Однако само осознание этого разлада не только встревожило, но и отрезвило Мадди. Она и Ривлин Килпатрик тесно связаны друг с другом, и не известно, когда они доберутся до Левенуэрта. Было бы нелепо отрицать, что Ривлин кажется ей привлекательным мужчиной — таким сочла бы его любая женщина. Если она будет честной сама с собой, ей придется признать, что мысль об интимной близости с ним не вызывает у нее отвращения… Ясно, что и Килпатрик относится к ней с определенным интересом: он предупредил ее, что легко поддается искушению.

Как понимала Мадди, лишь два обстоятельства служили преградой тому, что можно было бы назвать ее падением. Первое — ее решительное нежелание осложнять себе и без того непростую жизнь.

Мадди вздохнула. Было время в ее жизни, когда мир четко разделялся для нее на черное и белое, — тогда она легко определяла, что есть добро, а что зло, молилась об избавлении от искушения и строго придерживалась религиозных и общественных ограничений. Однако все, что направляло ее жизнь, в одну секунду рухнуло, когда она увидела Калеба Фоли и нажала на спуск. Лишь после Мадди начала понимать, что абсолютная правда на самом деле таковой не являлась: жизнь богата различными оттенками серого цвета, а добро и зло относительны, и в одно мгновение любое из них может перейти в собственную противоположность. Как пройдет твой путь во времени и пространстве, не решается на основании железных правил и предписаний. Дубы стоят, не кланяясь ветрам, но они часто падают и умирают, зато тополя гнутся в нужную минуту и благодаря своей гибкости переживают бурю за бурей.

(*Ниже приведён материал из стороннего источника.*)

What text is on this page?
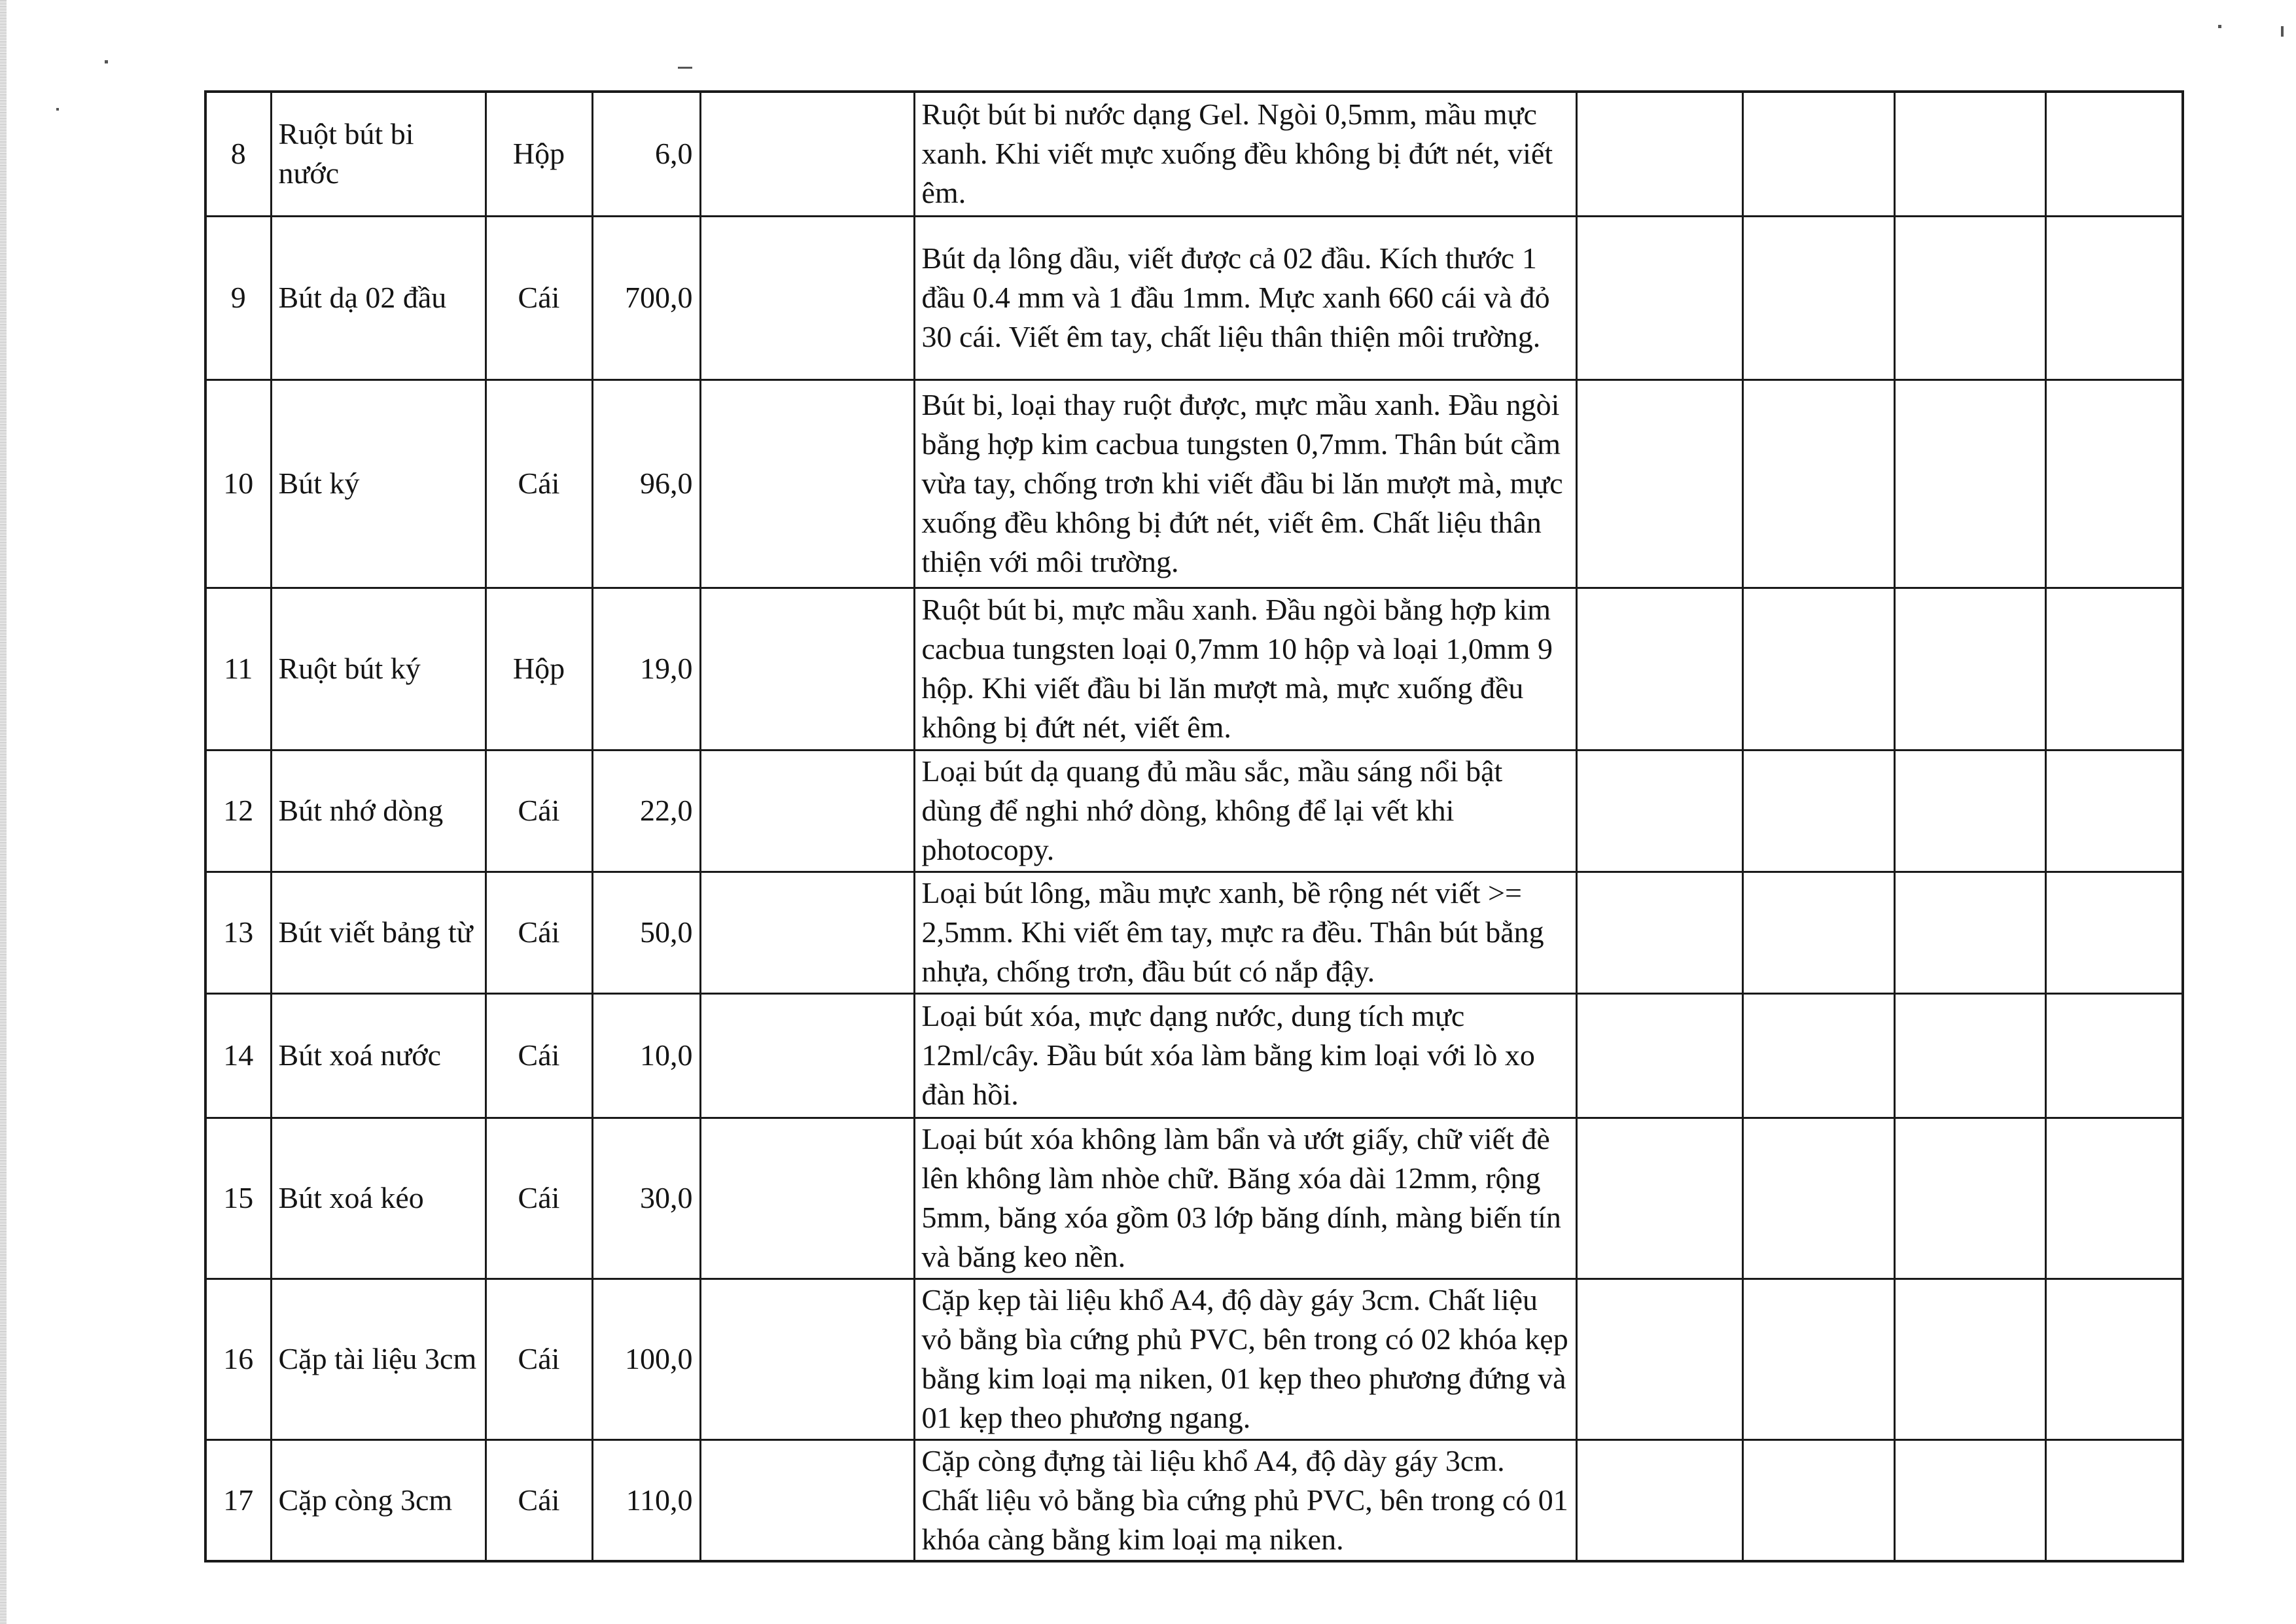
8	Ruột bút bi nước	Hộp	6,0		Ruột bút bi nước dạng Gel. Ngòi 0,5mm, mầu mực xanh. Khi viết mực xuống đều không bị đứt nét, viết êm.				
9	Bút dạ 02 đầu	Cái	700,0		Bút dạ lông dầu, viết được cả 02 đầu. Kích thước 1 đầu 0.4 mm và 1 đầu 1mm. Mực xanh 660 cái và đỏ 30 cái. Viết êm tay, chất liệu thân thiện môi trường.				
10	Bút ký	Cái	96,0		Bút bi, loại thay ruột được, mực mầu xanh. Đầu ngòi bằng hợp kim cacbua tungsten 0,7mm. Thân bút cầm vừa tay, chống trơn khi viết đầu bi lăn mượt mà, mực xuống đều không bị đứt nét, viết êm. Chất liệu thân thiện với môi trường.				
11	Ruột bút ký	Hộp	19,0		Ruột bút bi, mực mầu xanh. Đầu ngòi bằng hợp kim cacbua tungsten loại 0,7mm 10 hộp và loại 1,0mm 9 hộp. Khi viết đầu bi lăn mượt mà, mực xuống đều không bị đứt nét, viết êm.				
12	Bút nhớ dòng	Cái	22,0		Loại bút dạ quang đủ mầu sắc, mầu sáng nổi bật dùng để nghi nhớ dòng, không để lại vết khi photocopy.				
13	Bút viết bảng từ	Cái	50,0		Loại bút lông, mầu mực xanh, bề rộng nét viết >= 2,5mm. Khi viết êm tay, mực ra đều. Thân bút bằng nhựa, chống trơn, đầu bút có nắp đậy.				
14	Bút xoá nước	Cái	10,0		Loại bút xóa, mực dạng nước, dung tích mực 12ml/cây. Đầu bút xóa làm bằng kim loại với lò xo đàn hồi.				
15	Bút xoá kéo	Cái	30,0		Loại bút xóa không làm bẩn và ướt giấy, chữ viết đè lên không làm nhòe chữ. Băng xóa dài 12mm, rộng 5mm, băng xóa gồm 03 lớp băng dính, màng biến tín và băng keo nền.				
16	Cặp tài liệu 3cm	Cái	100,0		Cặp kẹp tài liệu khổ A4, độ dày gáy 3cm. Chất liệu vỏ bằng bìa cứng phủ PVC, bên trong có 02 khóa kẹp bằng kim loại mạ niken, 01 kẹp theo phương đứng và 01 kẹp theo phương ngang.				
17	Cặp còng 3cm	Cái	110,0		Cặp còng đựng tài liệu khổ A4, độ dày gáy 3cm. Chất liệu vỏ bằng bìa cứng phủ PVC, bên trong có 01 khóa càng bằng kim loại mạ niken.				
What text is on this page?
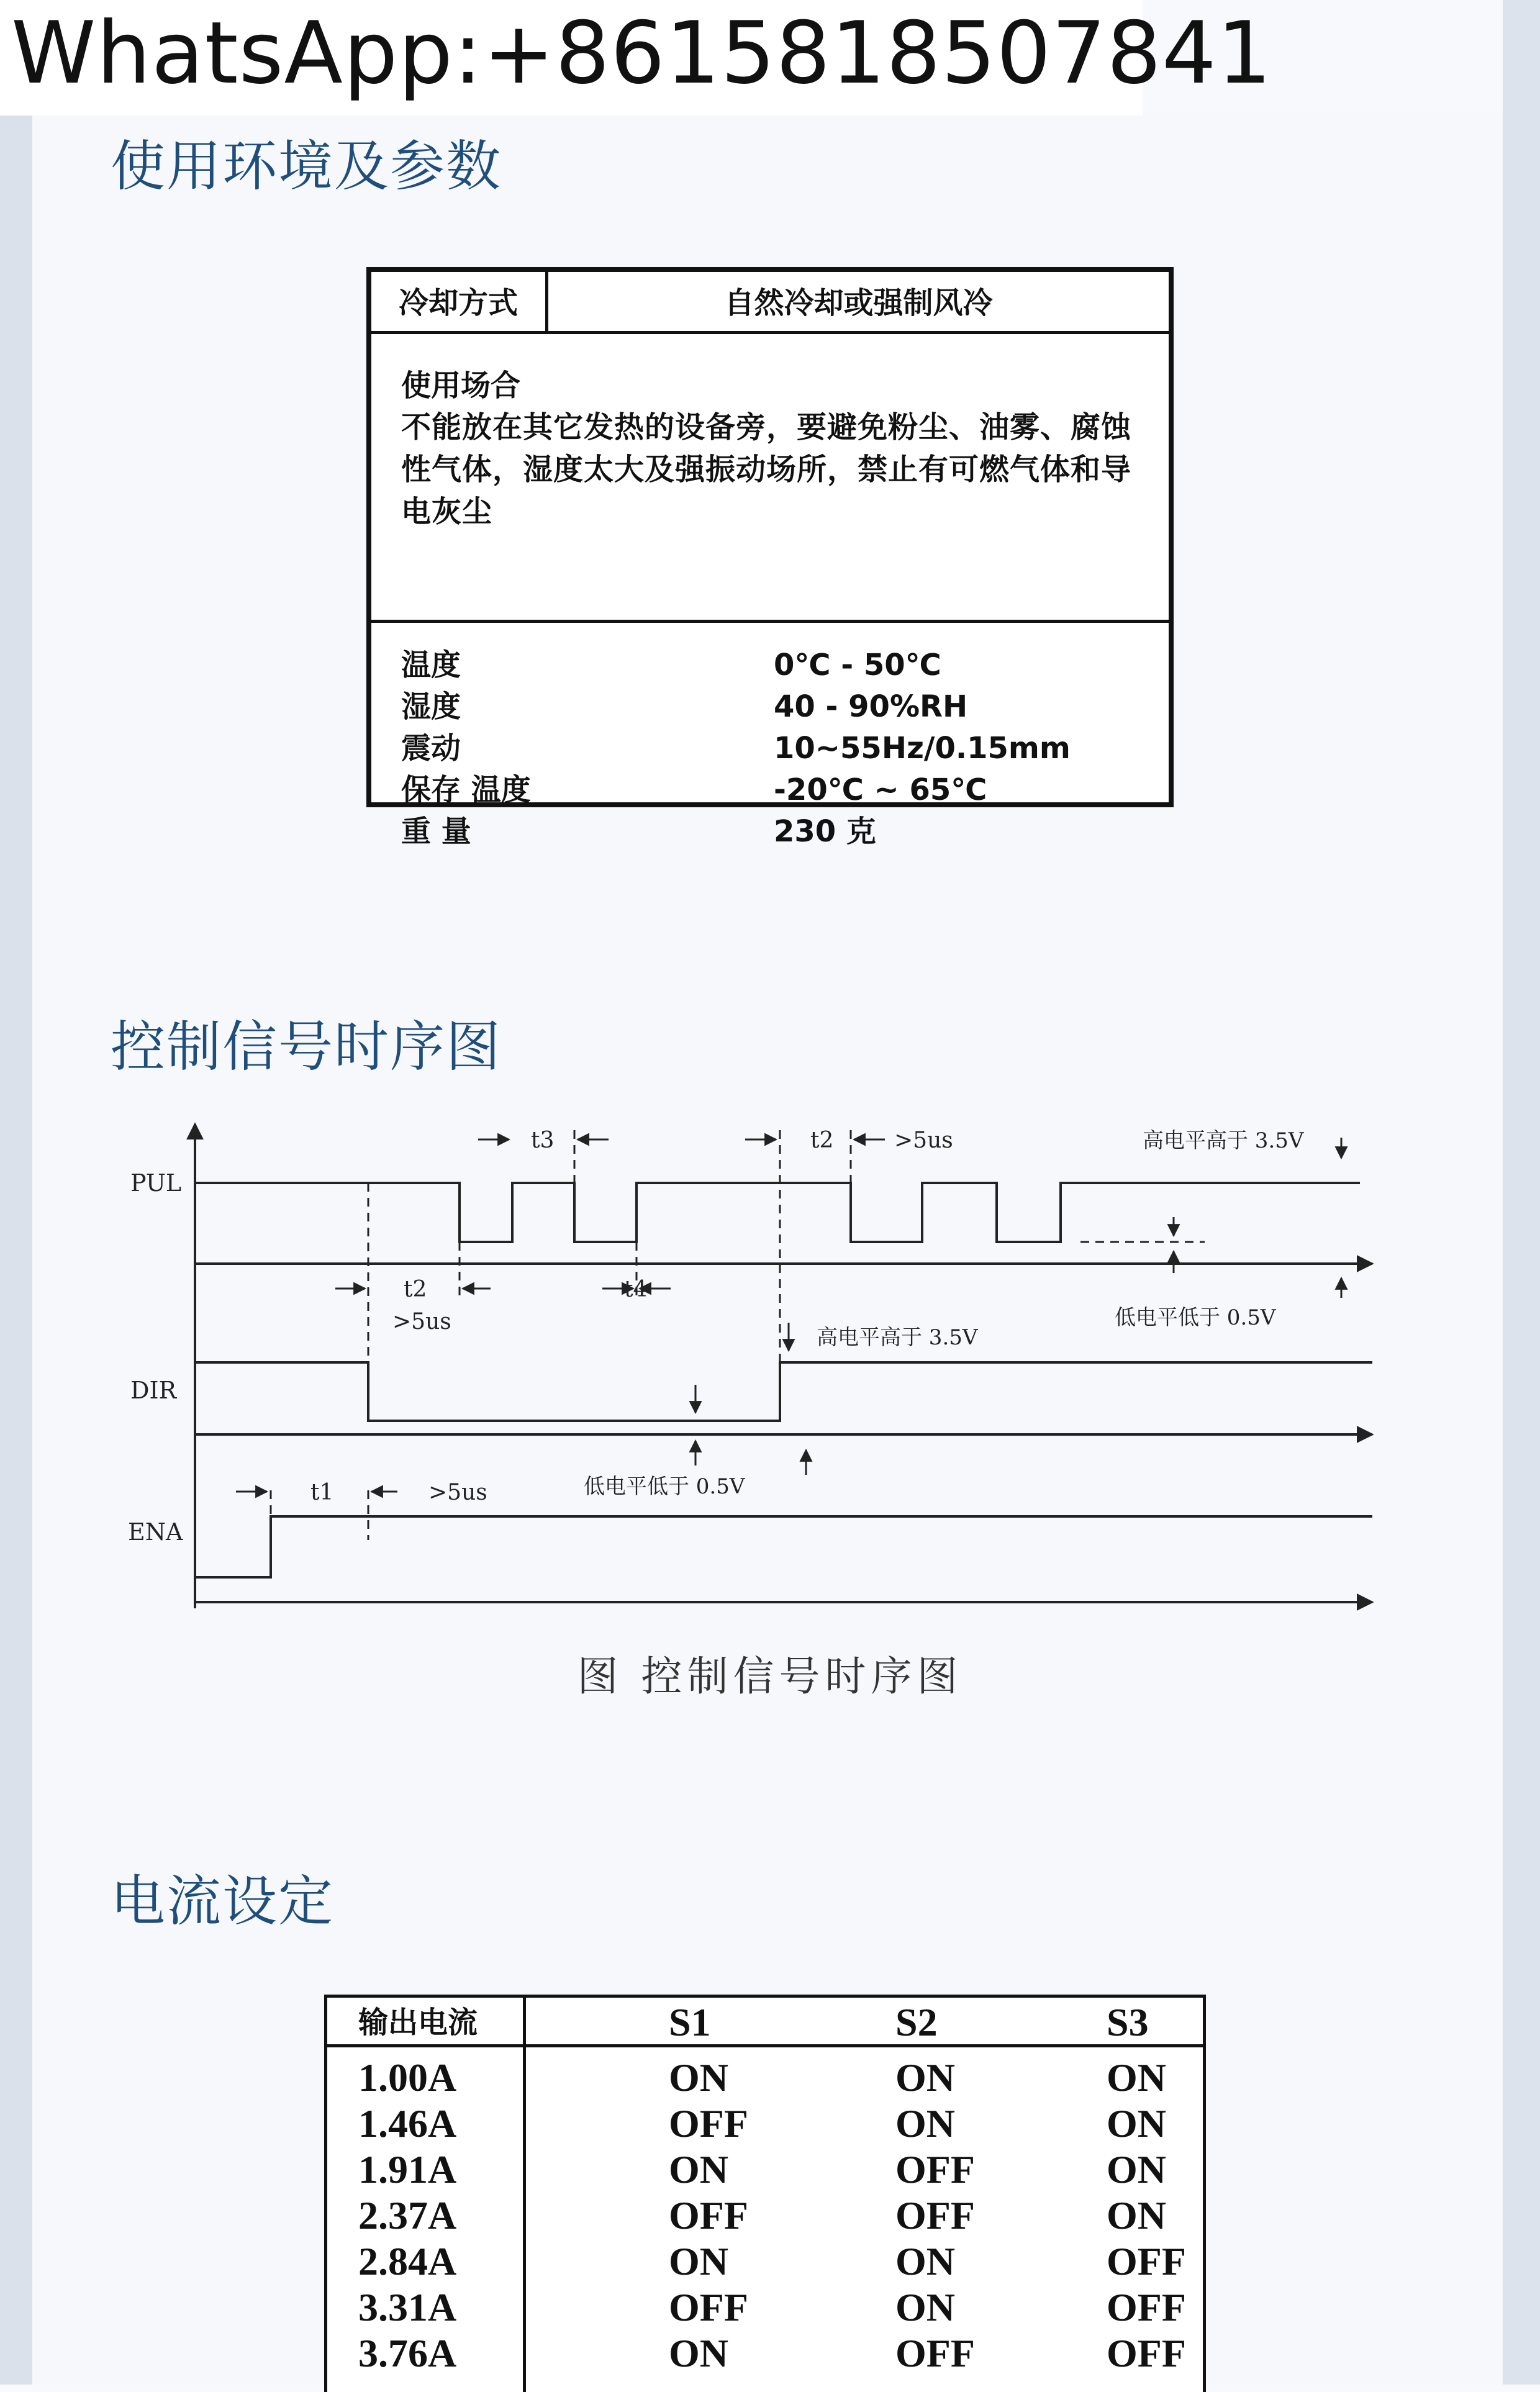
WhatsApp:+8615818507841
使用环境及参数
冷却方式	自然冷却或强制风冷
使用场合
不能放在其它发热的设备旁，要避免粉尘、油雾、腐蚀性气体，湿度太大及强振动场所，禁止有可燃气体和导电灰尘
温度	0℃ - 50℃
湿度	40 - 90%RH
震动	10~55Hz/0.15mm
保存 温度	-20℃ ~ 65℃
重 量	230 克
控制信号时序图
PUL
DIR
ENA
t3	t2	>5us	高电平高于 3.5V
t2
>5us
t4
低电平低于 0.5V
高电平高于 3.5V
t1	>5us	低电平低于 0.5V
图 控制信号时序图
电流设定
输出电流	S1	S2	S3
1.00A	ON	ON	ON
1.46A	OFF	ON	ON
1.91A	ON	OFF	ON
2.37A	OFF	OFF	ON
2.84A	ON	ON	OFF
3.31A	OFF	ON	OFF
3.76A	ON	OFF	OFF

Именно это, решила Мадди, собирая одеяла, станет ее единственной дорогой в будущем. Что выйдет из ее путешествия с Ривлином Килпатриком, то и выйдет, и она не будет стараться изменить течение событий.

Когда она вынесла сохранившиеся вещи под моросящий дождь и присоединилась к своему спутнику, тот сразу заметил — что-то в ней изменилось. Ривлин не мог бы сказать точно, что именно — Мадди сидела верхом точно так же, как всегда: плечи выпрямлены, ноги в мокасинах твердо упираются в стремена, — и тем не менее он чувствовал это. Он подозревал, что происшедшая перемена относится не к ее физическому состоянию, скорее она заключается в ее отношении к миру. Первая догадка возникла у него, когда Мадди вынесла из разрушенного дома их вещи. Возникла именно в первые секунды, когда они вновь оказались вместе после обвала крыши.

Понимала ли она, какие мысли бродят у него в голове? Понимала ли, насколько он близок к тому, чтобы забыть о присяге? Нужно быть слепой и глухой, чтобы не заметить его напряжение. Как ни странно, она вовсе не кажется подавленной или разгневанной тем, что произошло, наоборот, выглядит более… уравновешенной. Да, это самое подходящее слово: она была капризной и возбужденной, а теперь у нее вид человека, решившего смириться. У Ривлина сильно забилось сердце при мысли о последствиях такой возможности.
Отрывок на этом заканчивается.